Литмир - Электронная Библиотека
A
A

Когда выкуп за короля и его приближенных был наконец доставлен, пришла пора возвращаться. Дамьетту, по условиям перемирия, крестоносцам надлежало оставить, отступив к Акре, и, как предполагалось, оттуда возвратиться на родину. Передача выкупа состоялась, и ничто больше не держало бывших пленников в Каире. Однако Людовик и тут нашел способ показать себя. Один из казначеев, отвечавших за передачу выкупа, похвастался королю, что сарацин сумели обсчитать на двадцать тысяч франков, чего те даже и не заметили. Король, услышав об этом, пришел в такую ярость, что казначей убежал на другую сторону комнаты и прятался за столом, пока гнев короля не утих. Людовик отправился прямиком к султану, самолично сообщил ему о случившемся и заявил, что не двинется с места, пока злосчастные двадцать тысяч франков не будут выплачены сполна. Тураншах был столь же тронут этой выходкой, сколь были изумлены ею крестоносцы, считавшие мгновенья до той поры, когда наконец выступят из громоздких стен Каира в жаркую и жестокую, но хотя бы свободную пустыню. Тураншах и Людовик расстались почти друзьями; и это было тем более странно, что, кажется, один лишь Тураншах сомневался в том, что сделает Луи, как только окажется в Акре и сможет снова собрать войска.

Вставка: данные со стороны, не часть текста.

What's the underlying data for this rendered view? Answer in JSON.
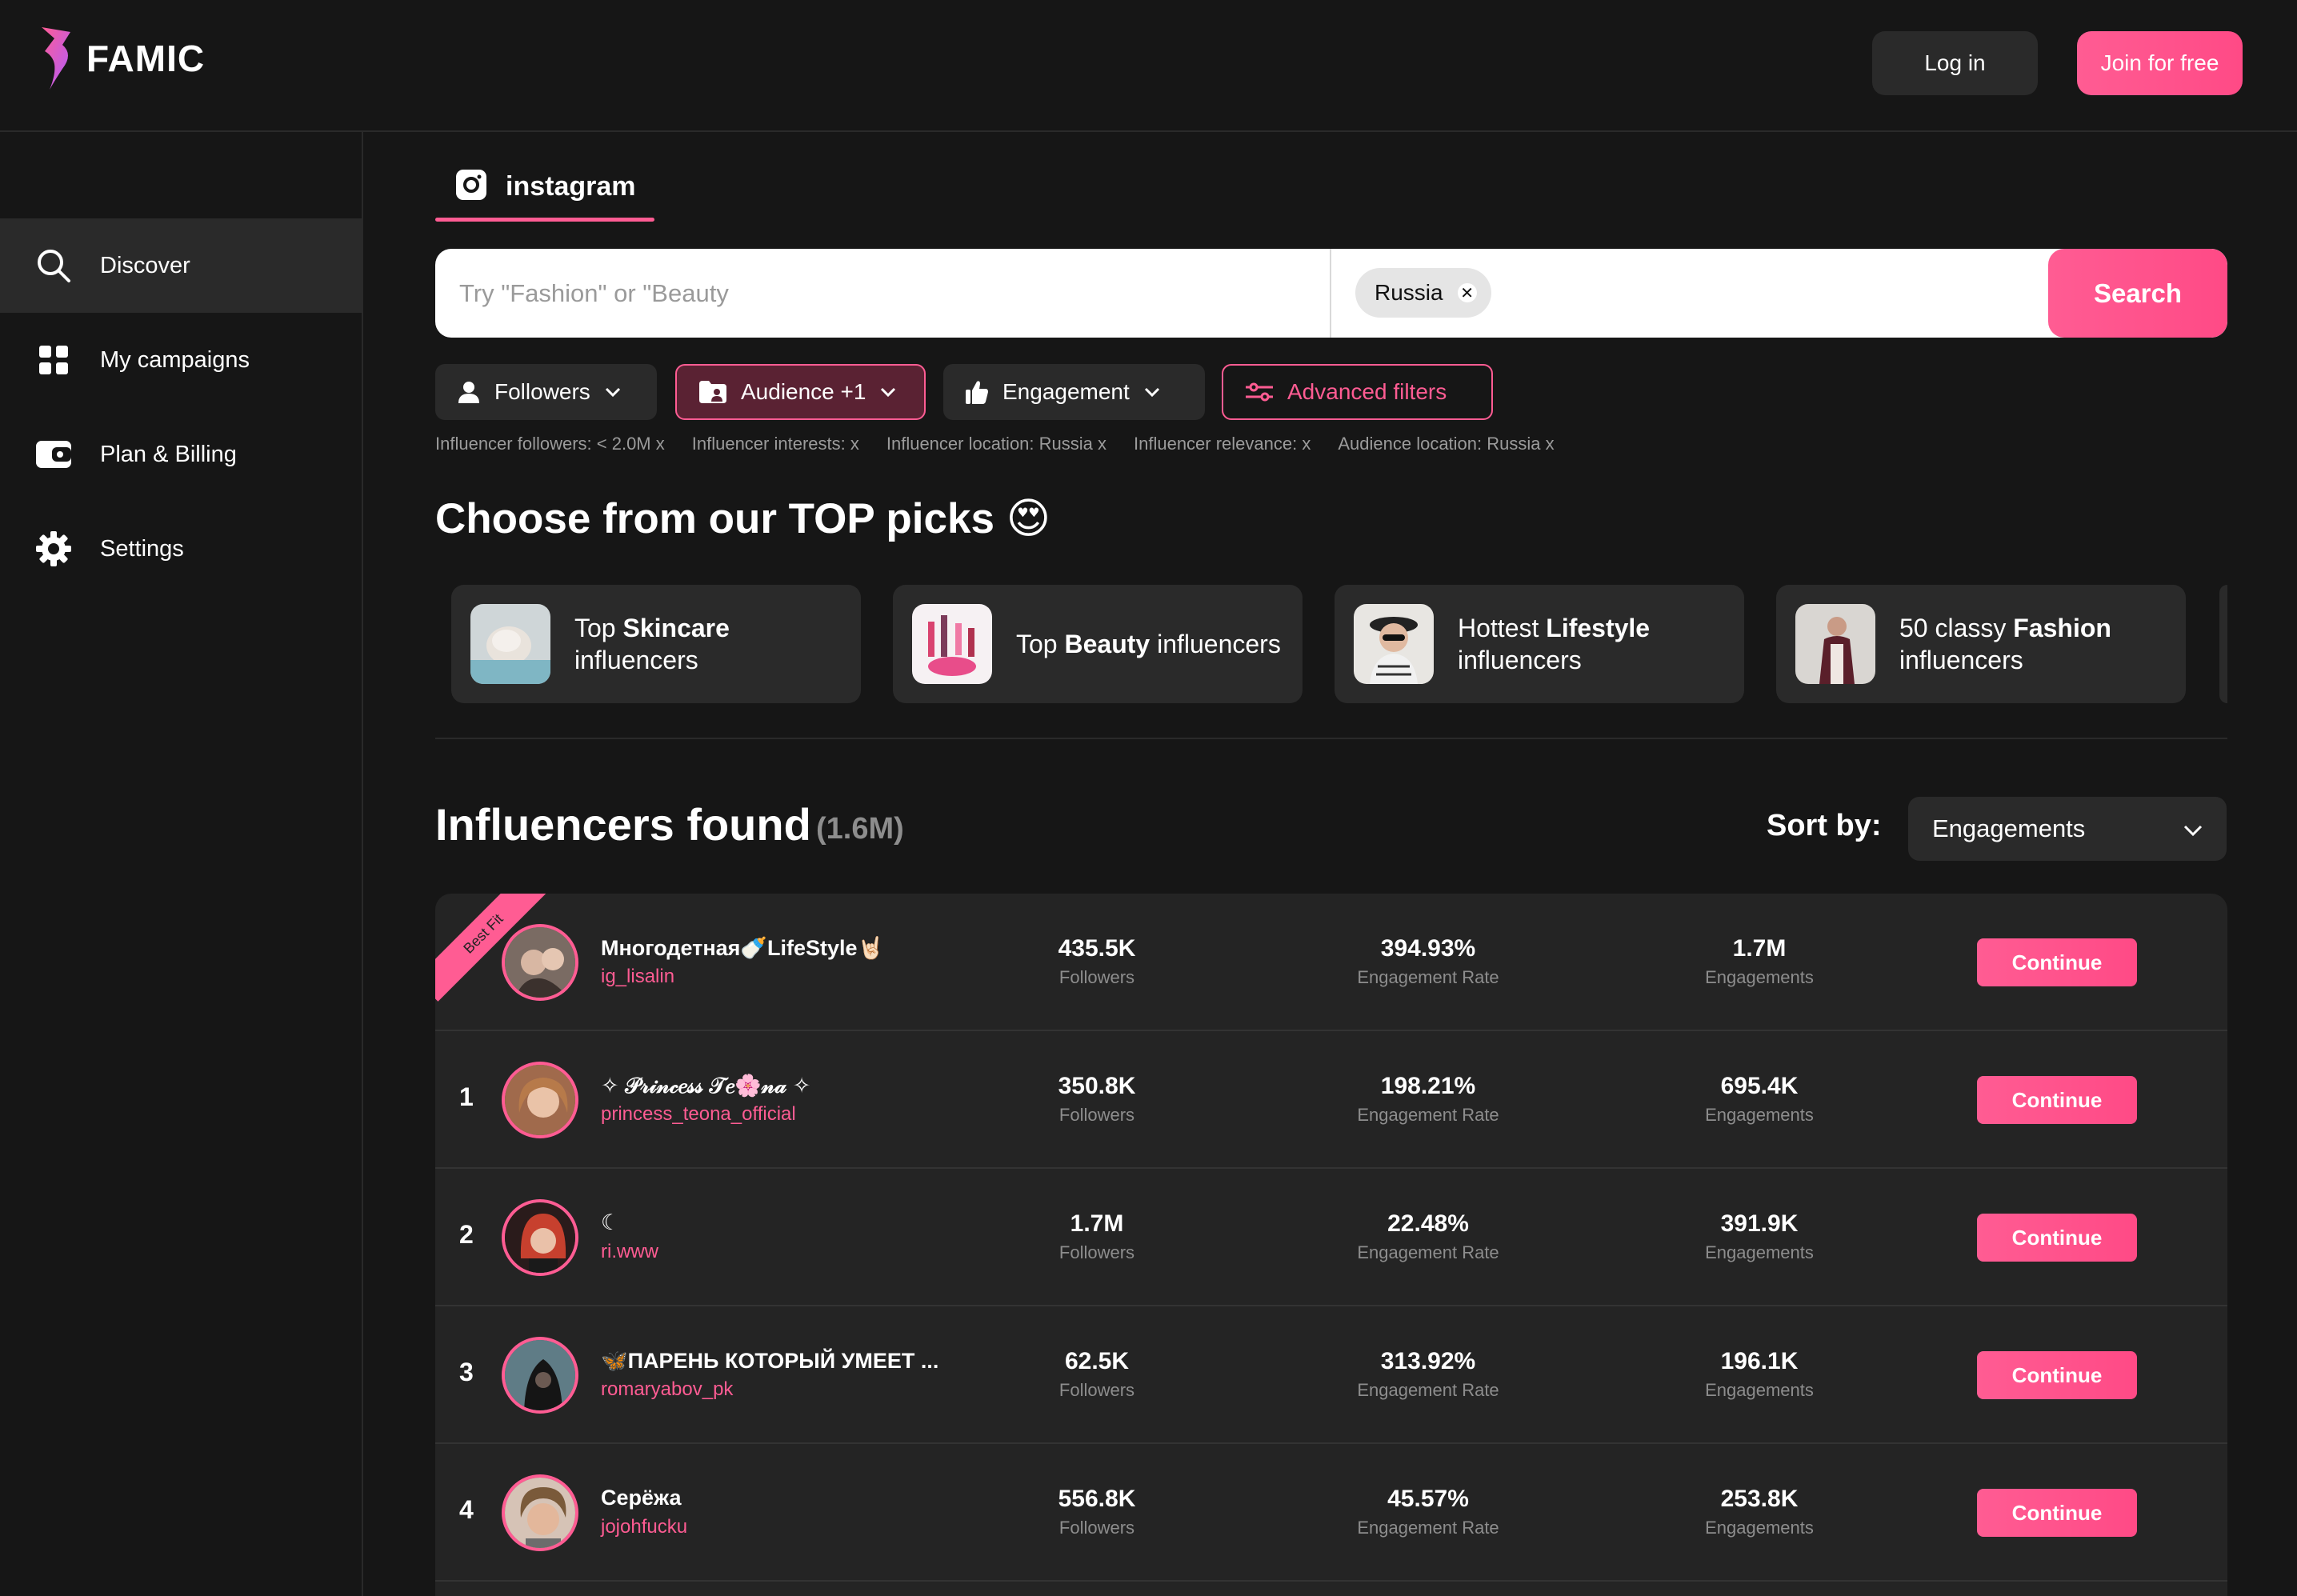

Карл простился с Зейнаб, которую, несмотря на ее мольбы, наотрез отказался забрать с собой. Не то чтобы сам он был против — он привязался к девочке, да и она, кажется, влюбилась в него не на шутку. Но он слишком хорошо представлял себе сцену, которую закатит ему Беатриса, если он привезет ей из Каира такой гостинец. Потому он просто поцеловал Зейнаб — о, как долго, как глубоко и нежно он ее целовал… — и, сказав ей, что теперь она свободна, взобрался в седло и шагом тронул коня к воротам Каира, следом за кортежем французского короля, медленно и угрюмо двигавшегося полупустыми улицами прочь от дворца.

Глава двенадцатая

Акра, 1250 год

Король прибыл в Акру одним из последних. Покидая побережье, он возглавлял свою армию; возвращаясь, он шел позади нее, словно пилигрим или проситель, прибившийся к толпе таких же сирых, но сильных хотя бы тем, что они толпа. Трудно определить с точностью, как именно встретила его Акра. С радостью? Да — сотни людей высыпали на улицы, размахивая пальмовыми ветвями и приветствуя своего короля. С грустью? Без сомнения — ибо не было в этих криках и сотой доли того ликования, с которым когда-то встречали парижане юного монарха, возвращавшегося из ссылки. С надеждой? Разумеется, ведь все знали, что король Людовик — святой, и если может еще быть надежда для разбитой армии, загнанной в самый дальний угол края, который она шла отвоевывать, то надежда эта может быть только на чудо; а святые творят чудеса. Да, именно надежды на чудо было более всего в жителях Акры, встречавших Людовика по возвращении из плена.

И Карл, бывший среди этих людей и знавший Людовика лучше их всех, хотел и не мог им сказать, что надежды напрасны. Что его брат, святой или нет, не способен творить чудеса.

Карл прибыл в Акру на несколько недель раньше Людовика, и, встречая его вместе со всеми у городских ворот, чувствовал себя более частью ожидавших, чем возвращавшихся. Месяцы сарацинского плена вспоминались как сон, а о некоторых днях Карл и думать предпочитал словно о сне, навеянном душным и низким небом пустыни. Снисходительная доброта сарацин, развязное гостеприимство их султана, ласки проворной Зейнаб — все это при воспоминании вызывало в нем стыд и смятение, тем более сильные, что он сознавал полную закономерность и уместность такого чувства. Оказавшись в плену, он не смог проявить стойкость, жертвенность, аскетизм, на которые оказались способны другие. И если Карл и был рад чему-либо, то только тому, что никто, кроме Луи, не знал о его позоре. А Луи уже простил; это Карл знал твердо, хотя еще и не виделся с ним. Луи всегда прощал грехи своим близким, тем более охотно, чем сильней они этими грехами мучились. Ему нравилось страдание, и в себе, и в других, — он видел в нем искупление и приветствовал его, как наивысшее благо.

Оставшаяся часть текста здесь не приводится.